Might be worth flagging up that Dark Sky, the data source for forecasting for Clear Outside, has just been purchased by Apple. They appear to be aiming to gradually shut down the API. https://blog.darksky.net/dark-sky-has-a-new-home/

That's right, so collimation is unaffected. I might make them a little wider around the large bolts - they can be rotated but it's a bit tricky to get a grip on them. Another 1mm around the edge would make a big difference.

The little screws are totally safe to remove - they don't really do anything but allow you to put tension against the big screws, and in practice they're irrelevant; I've seen no movement between sessions of the mirror other than the usual tiny amount of mirror flop/sag you'd expect in a 3-point mirror mount. The disk is trivial to fit using those little screws - all of 30 seconds to drop it into place and do the screws up. It's continued to work flawlessly as a mod for the last year, by way of a progress report.
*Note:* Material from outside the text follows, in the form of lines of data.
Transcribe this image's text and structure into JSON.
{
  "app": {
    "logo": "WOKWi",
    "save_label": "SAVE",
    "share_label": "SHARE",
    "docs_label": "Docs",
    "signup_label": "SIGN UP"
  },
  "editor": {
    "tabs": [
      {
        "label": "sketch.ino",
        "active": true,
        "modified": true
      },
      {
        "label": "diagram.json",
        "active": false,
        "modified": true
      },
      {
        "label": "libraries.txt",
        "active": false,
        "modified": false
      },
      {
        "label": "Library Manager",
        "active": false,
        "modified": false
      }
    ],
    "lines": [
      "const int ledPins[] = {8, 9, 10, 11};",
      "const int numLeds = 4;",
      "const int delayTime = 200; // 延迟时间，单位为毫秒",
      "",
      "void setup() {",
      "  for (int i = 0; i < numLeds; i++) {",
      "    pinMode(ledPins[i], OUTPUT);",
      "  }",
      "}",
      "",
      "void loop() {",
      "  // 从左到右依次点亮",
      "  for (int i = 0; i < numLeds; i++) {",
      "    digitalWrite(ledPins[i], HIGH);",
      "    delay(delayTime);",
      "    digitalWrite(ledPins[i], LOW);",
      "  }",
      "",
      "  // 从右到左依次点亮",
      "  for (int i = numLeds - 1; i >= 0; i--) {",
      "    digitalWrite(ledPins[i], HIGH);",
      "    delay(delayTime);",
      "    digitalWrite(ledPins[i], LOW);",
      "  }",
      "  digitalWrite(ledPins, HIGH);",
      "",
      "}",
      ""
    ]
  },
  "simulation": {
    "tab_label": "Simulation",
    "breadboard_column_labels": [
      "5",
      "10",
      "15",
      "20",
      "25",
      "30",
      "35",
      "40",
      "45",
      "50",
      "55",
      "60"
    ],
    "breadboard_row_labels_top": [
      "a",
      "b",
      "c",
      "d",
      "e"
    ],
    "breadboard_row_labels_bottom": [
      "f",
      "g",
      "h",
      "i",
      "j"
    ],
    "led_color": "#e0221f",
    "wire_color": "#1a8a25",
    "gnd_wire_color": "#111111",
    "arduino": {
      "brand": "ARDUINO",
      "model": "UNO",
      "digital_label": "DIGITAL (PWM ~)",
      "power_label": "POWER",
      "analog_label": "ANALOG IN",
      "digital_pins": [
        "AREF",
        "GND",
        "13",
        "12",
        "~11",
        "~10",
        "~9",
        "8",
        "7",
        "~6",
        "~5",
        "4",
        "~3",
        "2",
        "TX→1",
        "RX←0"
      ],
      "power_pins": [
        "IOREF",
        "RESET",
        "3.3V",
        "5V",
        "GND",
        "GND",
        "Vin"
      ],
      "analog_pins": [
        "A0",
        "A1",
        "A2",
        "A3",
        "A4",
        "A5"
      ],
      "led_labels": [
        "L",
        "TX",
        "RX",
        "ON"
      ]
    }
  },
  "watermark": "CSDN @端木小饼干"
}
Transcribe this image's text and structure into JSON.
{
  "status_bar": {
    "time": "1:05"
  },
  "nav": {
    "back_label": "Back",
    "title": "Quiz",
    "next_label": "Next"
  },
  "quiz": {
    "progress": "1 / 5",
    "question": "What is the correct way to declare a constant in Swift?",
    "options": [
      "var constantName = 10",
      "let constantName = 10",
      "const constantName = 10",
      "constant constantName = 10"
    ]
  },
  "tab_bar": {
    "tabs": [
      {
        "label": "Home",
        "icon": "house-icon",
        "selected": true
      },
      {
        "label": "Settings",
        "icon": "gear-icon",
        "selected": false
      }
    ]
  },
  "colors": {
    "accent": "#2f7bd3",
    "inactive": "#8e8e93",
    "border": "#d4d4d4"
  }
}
Yeah, canned air is risky because if you're near the end of a can or hold it wrong you can quite easily dump a load of very cold propellant out on the surface you're trying to clean, which can induce damaging temperature differentials. Plus the velocity is high, so it can cause scratches (is the received wisdom). Blowers/puffers don't suffer either of these issues.

Amazon stock them in bulk, or RS supply them in lower volumes: https://uk.rs-online.com/web/p/multi-purpose-wipes/1223087/ Chemtronics also do these which are effectively the same thing premoistened with isopropyl alcohol: https://uk.rs-online.com/web/p/fibre-optic-cleaning/2361981/ Both are lint-free and will work great for cleaning optics. Using a blower to remove any large-scale debris is always a good starting point though. There's a lot of hearsay around cleaning optics - I have a spare AR-coated clear Baader I might sacrifice to science while I have a high-zoom stereomicroscope on hand since I have boxes of fibre optic cleaning supplies lying around along with coarser options.

Definitely - OAG is preferable for guiding a Newtonian (as it lets you account for mirror movement) but is a lot more fiddly, not always possible with backfocus available, and requires a sensitive guide camera. Flexure in guide rings can be a huge issue - I went to the extreme of having a friend CNC-mill a friction fit set of rings for mine, which more or less fixed it: But you can still be at the mercy of flex elsewhere - e.g. the helical focuser on the Primaluce Lab scope will move laterally if you let it, so cable anchoring is a good move regardless. I use velcro and a bit of gaffer tape. I'd echo the wind comment above, too - I see huge difference in guiding between calm and windy nights. Calm nights I can achieve <0.8" RMS, windy nights can push that up to <2" RMS (and imaging at 0.5"/px, that can be a bit problematic) Good PA helps but to be honest I can get <0.8" RMS with just the polar drift align in PHD2. There's no perfect alignment between guidescope and telescope (not that I can adjust it!). This is also just using as 120MC (in mono, so much like a MM). Rigidity and stiffness is king, basically.

There's a handy calculator here http://www.wilmslowastro.com/software/formulae.htm#Dust which will tell you har far away the dust is from your sensor plane - worth making sure you know which bit of the optical train needs cleaning before you go at anything. Everything including the sensor cover on an AP camera will have some form of coating and be sensitive to scratches, but cleaning isn't impossible - you just need a very soft lint free cloth (disposable) and isopropyl alcohol. For loose dust, compressed air can work but can also cause scratches depending on how you use it, so I'd stick to very careful use of disposable lint-free cloths. When you have your optical train in bits, do so in a dust-free environment and keep everything face down or covered with dust caps. With that much contamination, particularly the thing going on bottom right, I'd probably be looking to clean that, myself. While dimming from dust shadows will get taken out in calibration, blockages won't, and you are throwing away perfectly good light if you have shadowing across too much of the glass.